Description
In selecting Cardinal Joseph Ratzinger to lead the Church, the cardinals chose a man they had known well for many years, but one who remains relatively unknown to most of the world’s Catholics.
Now, noted Catholic author and historian Mathew E. Bunson, D.Min., provides a detailed portrait of Benedict XVI, introducing Catholics to a man of powerful intellect and confident faith who now must lead the Church as it confronts some of the most challenging issues facing modern men and women. Bunson examines:
- What made him the man he is today,
- What you are not being told about him by the secular media,
- What lies ahead for Catholics worldwide.

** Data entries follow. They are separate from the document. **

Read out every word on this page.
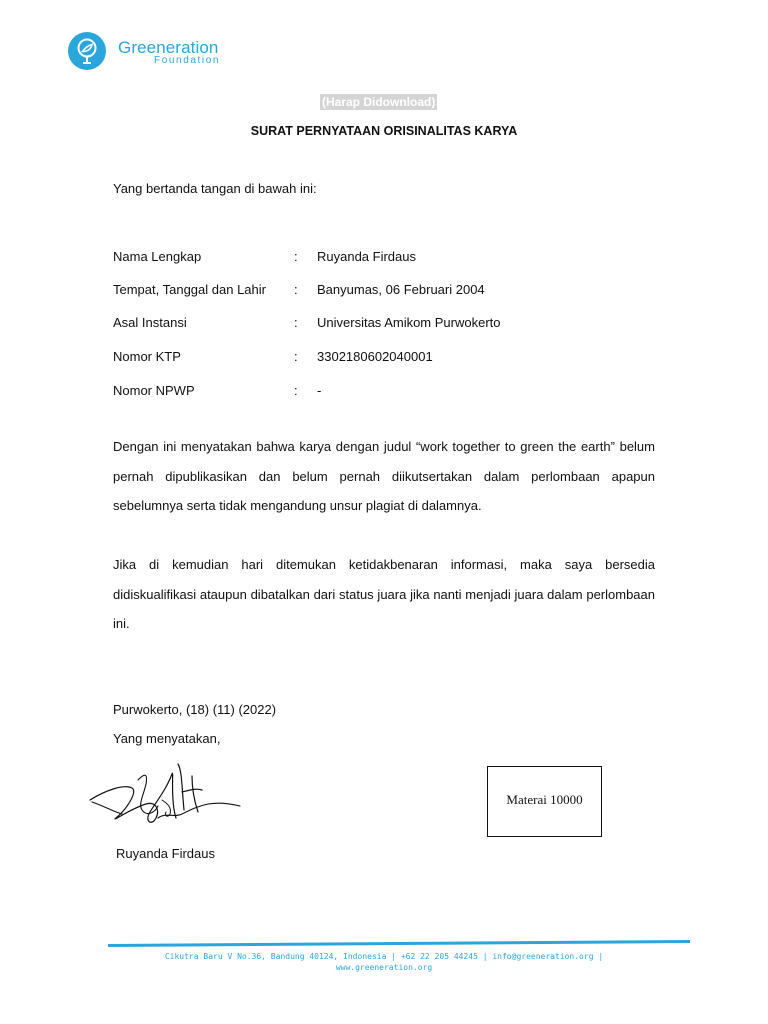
Greeneration
Foundation
(Harap Didownload)
SURAT PERNYATAAN ORISINALITAS KARYA
Yang bertanda tangan di bawah ini:
Nama Lengkap	: Ruyanda Firdaus
Tempat, Tanggal dan Lahir : Banyumas, 06 Februari 2004
Asal Instansi	: Universitas Amikom Purwokerto
Nomor KTP	: 3302180602040001
Nomor NPWP	: -
Dengan ini menyatakan bahwa karya dengan judul “work together to green the earth” belum pernah dipublikasikan dan belum pernah diikutsertakan dalam perlombaan apapun sebelumnya serta tidak mengandung unsur plagiat di dalamnya.
Jika di kemudian hari ditemukan ketidakbenaran informasi, maka saya bersedia didiskualifikasi ataupun dibatalkan dari status juara jika nanti menjadi juara dalam perlombaan ini.
Purwokerto, (18) (11) (2022)
Yang menyatakan,
Materai 10000
Ruyanda Firdaus
Cikutra Baru V No.36, Bandung 40124, Indonesia | +62 22 205 44245 | info@greeneration.org |
www.greeneration.org
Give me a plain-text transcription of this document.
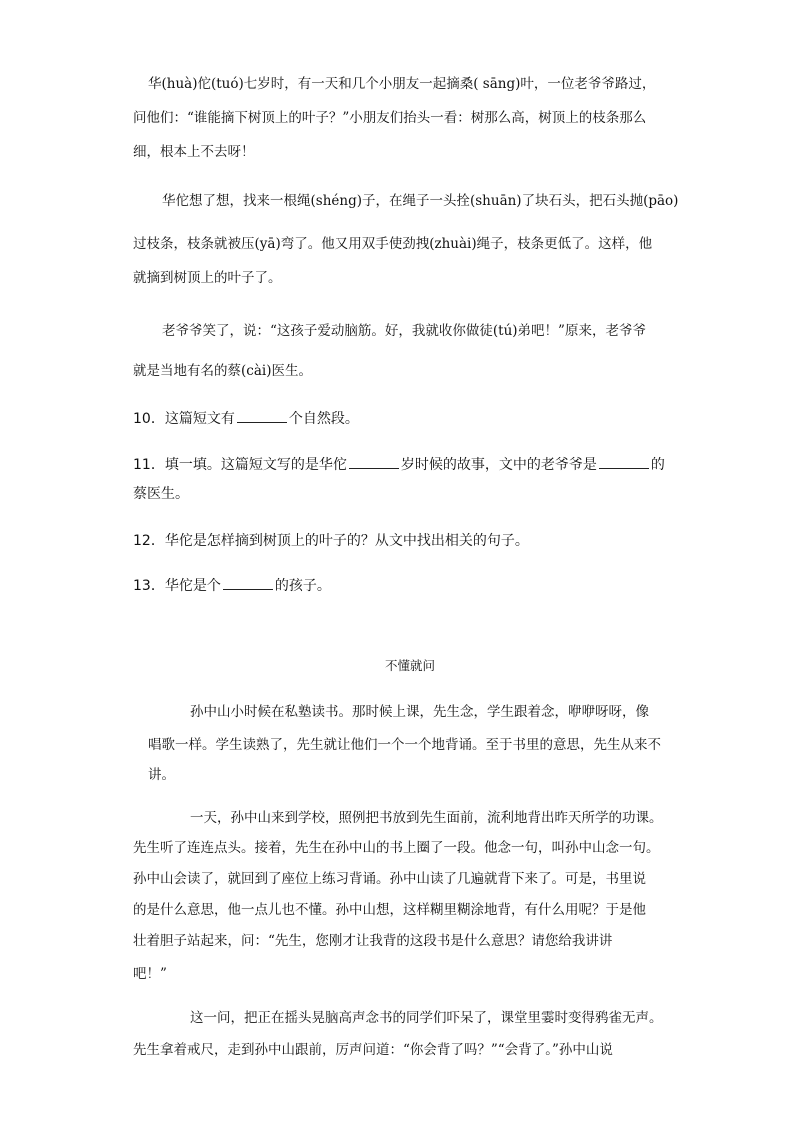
华(huà)佗(tuó)七岁时，有一天和几个小朋友一起摘桑( sāng)叶，一位老爷爷路过，
问他们：“谁能摘下树顶上的叶子？”小朋友们抬头一看：树那么高，树顶上的枝条那么
细，根本上不去呀！
华佗想了想，找来一根绳(shéng)子，在绳子一头拴(shuān)了块石头，把石头抛(pāo)
过枝条，枝条就被压(yā)弯了。他又用双手使劲拽(zhuài)绳子，枝条更低了。这样，他
就摘到树顶上的叶子了。
老爷爷笑了，说：“这孩子爱动脑筋。好，我就收你做徒(tú)弟吧！”原来，老爷爷
就是当地有名的蔡(cài)医生。
10．这篇短文有	个自然段。
11．填一填。这篇短文写的是华佗	岁时候的故事，文中的老爷爷是	的
蔡医生。
12．华佗是怎样摘到树顶上的叶子的？从文中找出相关的句子。
13．华佗是个	的孩子。
不懂就问
孙中山小时候在私塾读书。那时候上课，先生念，学生跟着念，咿咿呀呀，像
唱歌一样。学生读熟了，先生就让他们一个一个地背诵。至于书里的意思，先生从来不
讲。
一天，孙中山来到学校，照例把书放到先生面前，流利地背出昨天所学的功课。
先生听了连连点头。接着，先生在孙中山的书上圈了一段。他念一句，叫孙中山念一句。
孙中山会读了，就回到了座位上练习背诵。孙中山读了几遍就背下来了。可是，书里说
的是什么意思，他一点儿也不懂。孙中山想，这样糊里糊涂地背，有什么用呢？于是他
壮着胆子站起来，问：“先生，您刚才让我背的这段书是什么意思？请您给我讲讲
吧！”
这一问，把正在摇头晃脑高声念书的同学们吓呆了，课堂里霎时变得鸦雀无声。
先生拿着戒尺，走到孙中山跟前，厉声问道：“你会背了吗？”“会背了。”孙中山说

Twenty-six years ago, when Karol Wojtyla was chosen to be the successor to Peter, some of the most difficult challenges to the Church’s mission came from the East. Twenty-six years later, the most difficult challenges to the Church’s mission come from the West. There is a man now very well prepared who understands Western society and the history of the world. — Cardinal Francis George, Archbishop of Chicago
Pope Benedict XVI, like many people including myself, is very uncomfortable with some of the trends that came after the Second Vatican Council, which ended up in destroying large segments of religious life, undermining vocations, undermining Catholic theology and moral teaching. When people say that he’s a conservative, they’re saying that he wants to restore those vital parts of the Catholic Christian life. I’m one hundred percent in agreement with him. – Father Benedict J. Groeschel, C.F.R.
[Pope Benedict’s] acceptance of the humanly crushing burden of the See of Peter tells us something important about the man: Like John Paul II, this is a Christian radical who long ago handed his life over to the will of God, manifest through the call of the Church. – George Weigel
Our Sunday Visitor, 2005. Softcover, 256 pp.